Appendix A | Data Dictionary & Processing Details (optional)

• Indicators: n_eff, f_eff, w0, M^2_min, Δx_f, Δz_f, c_ph, τ_g, δc, T, R, Δφ, U_th/U_ret, B_th/B_ret (see Section II); SI units (focal length cm, spot mm, speed m·s⁻1, phase °, magnetic field mT).
• Processing details: TV-regularized tomography for n_eff; multi-frequency interleaved spot method for f_eff, w0; joint phase/group delay for c_ph, τ_g, δc; uncertainty propagation via total_least_squares + errors-in-variables; hierarchical Bayes for platform/sample/environment parameter sharing.

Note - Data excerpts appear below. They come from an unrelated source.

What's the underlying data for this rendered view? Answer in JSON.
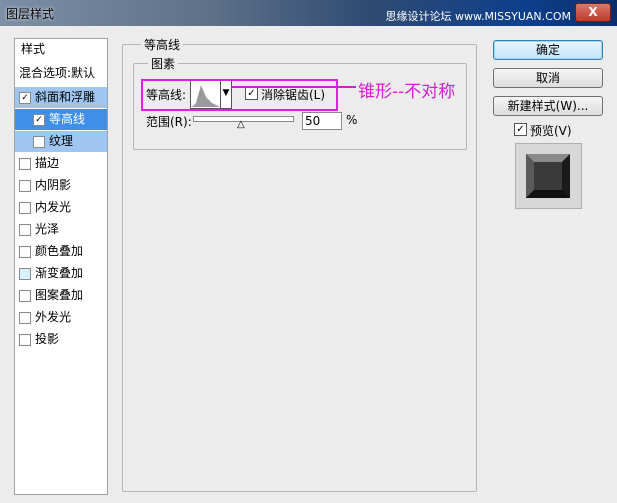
{
  "window": {
    "title": "图层样式",
    "watermark": "思缘设计论坛 www.MISSYUAN.COM",
    "close_label": "X"
  },
  "sidebar": {
    "items": [
      {
        "label": "样式"
      },
      {
        "label": "混合选项:默认"
      },
      {
        "label": "斜面和浮雕",
        "checked": true
      },
      {
        "label": "等高线",
        "checked": true
      },
      {
        "label": "纹理",
        "checked": false
      },
      {
        "label": "描边",
        "checked": false
      },
      {
        "label": "内阴影",
        "checked": false
      },
      {
        "label": "内发光",
        "checked": false
      },
      {
        "label": "光泽",
        "checked": false
      },
      {
        "label": "颜色叠加",
        "checked": false
      },
      {
        "label": "渐变叠加",
        "checked": false
      },
      {
        "label": "图案叠加",
        "checked": false
      },
      {
        "label": "外发光",
        "checked": false
      },
      {
        "label": "投影",
        "checked": false
      }
    ]
  },
  "contour_panel": {
    "group_title": "等高线",
    "subgroup_title": "图素",
    "contour_label": "等高线:",
    "antialias_label": "消除锯齿(L)",
    "antialias_checked": true,
    "range_label": "范围(R):",
    "range_value": "50",
    "range_unit": "%"
  },
  "buttons": {
    "ok": "确定",
    "cancel": "取消",
    "new_style": "新建样式(W)...",
    "preview_label": "预览(V)",
    "preview_checked": true
  },
  "annotation": {
    "text": "锥形--不对称"
  },
  "colors": {
    "highlight": "#3f8fe8",
    "annotation": "#d020d0"
  }
}
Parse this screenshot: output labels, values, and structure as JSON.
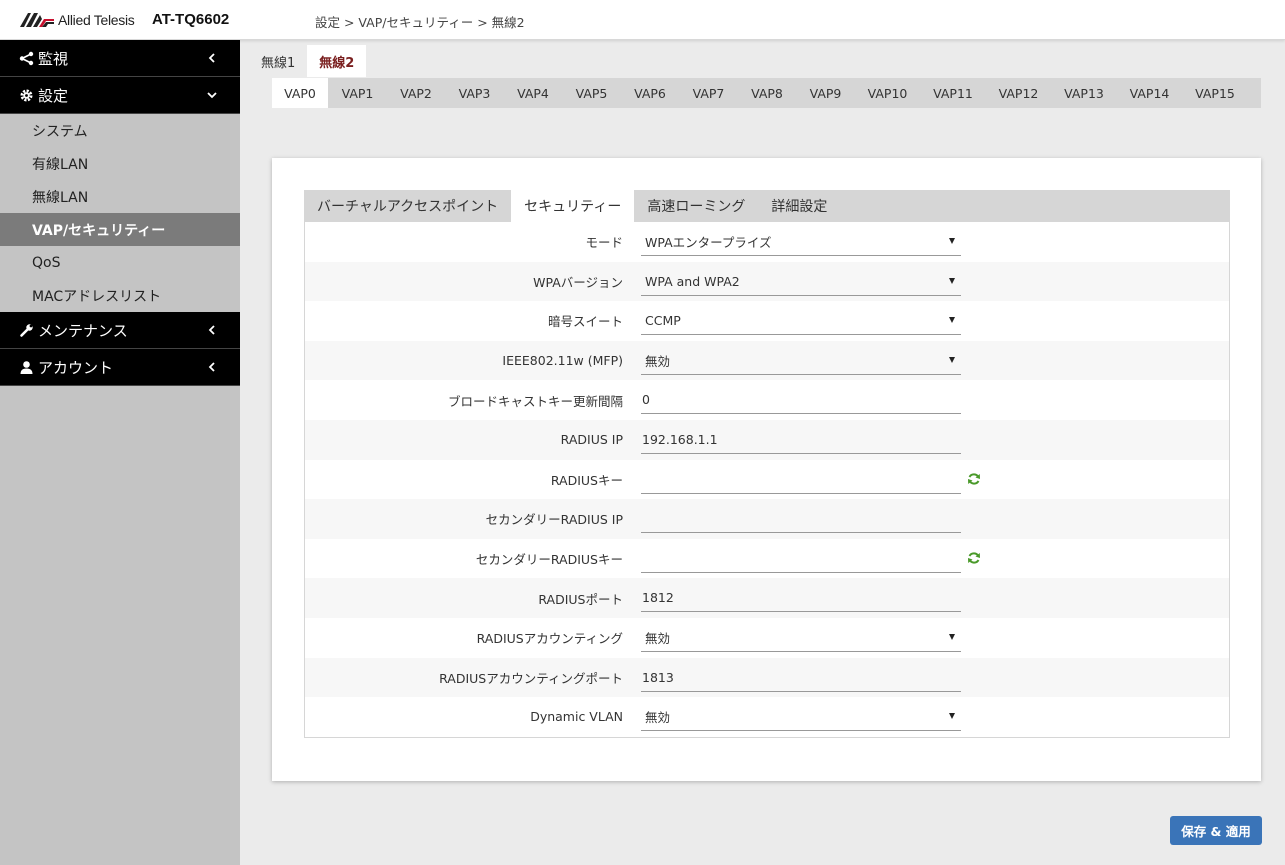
{
  "header": {
    "brand": "Allied Telesis",
    "model": "AT-TQ6602",
    "breadcrumb": "設定 > VAP/セキュリティー > 無線2"
  },
  "sidebar": {
    "groups": [
      {
        "label": "監視",
        "icon": "share-icon"
      },
      {
        "label": "設定",
        "icon": "gear-icon"
      },
      {
        "label": "メンテナンス",
        "icon": "wrench-icon"
      },
      {
        "label": "アカウント",
        "icon": "user-icon"
      }
    ],
    "settings_items": [
      {
        "label": "システム"
      },
      {
        "label": "有線LAN"
      },
      {
        "label": "無線LAN"
      },
      {
        "label": "VAP/セキュリティー",
        "active": true
      },
      {
        "label": "QoS"
      },
      {
        "label": "MACアドレスリスト"
      }
    ]
  },
  "radio_tabs": [
    {
      "label": "無線1",
      "active": false
    },
    {
      "label": "無線2",
      "active": true
    }
  ],
  "vap_tabs": [
    "VAP0",
    "VAP1",
    "VAP2",
    "VAP3",
    "VAP4",
    "VAP5",
    "VAP6",
    "VAP7",
    "VAP8",
    "VAP9",
    "VAP10",
    "VAP11",
    "VAP12",
    "VAP13",
    "VAP14",
    "VAP15"
  ],
  "vap_active": "VAP0",
  "sub_tabs": [
    {
      "label": "バーチャルアクセスポイント",
      "active": false
    },
    {
      "label": "セキュリティー",
      "active": true
    },
    {
      "label": "高速ローミング",
      "active": false
    },
    {
      "label": "詳細設定",
      "active": false
    }
  ],
  "form": {
    "mode": {
      "label": "モード",
      "value": "WPAエンタープライズ"
    },
    "wpa_version": {
      "label": "WPAバージョン",
      "value": "WPA and WPA2"
    },
    "cipher_suite": {
      "label": "暗号スイート",
      "value": "CCMP"
    },
    "mfp": {
      "label": "IEEE802.11w (MFP)",
      "value": "無効"
    },
    "broadcast_key_interval": {
      "label": "ブロードキャストキー更新間隔",
      "value": "0"
    },
    "radius_ip": {
      "label": "RADIUS IP",
      "value": "192.168.1.1"
    },
    "radius_key": {
      "label": "RADIUSキー",
      "value": ""
    },
    "secondary_radius_ip": {
      "label": "セカンダリーRADIUS IP",
      "value": ""
    },
    "secondary_radius_key": {
      "label": "セカンダリーRADIUSキー",
      "value": ""
    },
    "radius_port": {
      "label": "RADIUSポート",
      "value": "1812"
    },
    "radius_accounting": {
      "label": "RADIUSアカウンティング",
      "value": "無効"
    },
    "radius_accounting_port": {
      "label": "RADIUSアカウンティングポート",
      "value": "1813"
    },
    "dynamic_vlan": {
      "label": "Dynamic VLAN",
      "value": "無効"
    }
  },
  "actions": {
    "save_label": "保存 & 適用"
  },
  "colors": {
    "accent": "#3a74b8",
    "active_tab_text": "#7a1f1f",
    "refresh_icon": "#4a9a2a"
  }
}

Appendix B | Sensitivity & Robustness Checks (optional)

• Leave-one-bucket-out: key parameters vary < 15%, RMSE drift < 10%.
• Tier robustness: G_env↑ → T slightly decreases, KS_p drops; significance for γ_Path>0 exceeds 3σ.
• Noise stress test: +5% 1/f drift and mechanical vibration raise ψ_interface; overall parameter drift < 12%.
• Prior sensitivity: with γ_Path ~ N(0,0.03^2), posterior means change `< 8%; evidence gap ΔlogZ ≈ 0.6``.
• Cross-validation: k=5 CV error 0.047; blind new-condition test maintains ΔRMSE ≈ −14%.